WASHINGTON – President Obama is ordering his administration to restart payment of death benefits to the families of fallen military personnel despite the government shutdown, the White House said Wednesday.
Obama was "not pleased" to learn that death benefits were not being paid and that grieving families were waiting for their stipends to cover the cost of burials, White House Press Secretary Jay Carney said.
"The president expects this to be fixed today," Carney told reporters in the daily White House briefing.
On Wednesday afternoon, the GOP-led House voted 425-0 to approve a bill that would allow the Pentagon to make the payments to families of military members killed in war zones. The overwhelming support puts pressure on Senate Democrats to take up the bill.
The president and Democratic congressional leaders have been reluctant to pass band-aid bills that resolve specific shortfalls during the standoff.
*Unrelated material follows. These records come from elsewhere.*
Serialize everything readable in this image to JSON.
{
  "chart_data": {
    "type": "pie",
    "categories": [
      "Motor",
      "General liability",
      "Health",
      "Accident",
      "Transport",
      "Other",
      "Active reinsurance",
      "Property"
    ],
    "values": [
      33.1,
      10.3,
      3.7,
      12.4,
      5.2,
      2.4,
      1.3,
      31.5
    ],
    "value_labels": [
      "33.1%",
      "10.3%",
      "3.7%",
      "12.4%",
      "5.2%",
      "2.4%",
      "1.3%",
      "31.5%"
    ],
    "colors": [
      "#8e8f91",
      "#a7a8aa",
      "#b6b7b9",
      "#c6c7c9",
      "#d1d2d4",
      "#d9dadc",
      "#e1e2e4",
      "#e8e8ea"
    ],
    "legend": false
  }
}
When asked earlier on Wednesday if the Senate would act to continue payments, Senate Majority Leader Harry Reid (D-Nev.) said that the president is working with the Office of Management and Budget and the Department of Defense to see what they can do to solve the problem.
"We are going to see what the House does," Reid said.
Carney said that, prior to the budget standoff, Department of Defense officials told Congress they would not be able to cut the checks if the government went into shutdown mode.
Obama signed a bill passed by Congress last month to ensure that service members receive their paychecks on time despite the shutdown, but that measure did not guarantee death benefits.
If Congress is worried about the implications of government shutdown, aides to the president say, members should pass a resolution to continue funding the entire government at current spending levels.
The real solution, Carney said, "is to open the government." "Allow a vote," he said. "Move on. We can negotiate about the budget and the priorities, but not under threat of continued shutdown."
Still, Carney said the president has directed his lawyers and the Office of Management and Budget to fix the death benefits problem without delay.
"They are working on it," he said, "and will have it today."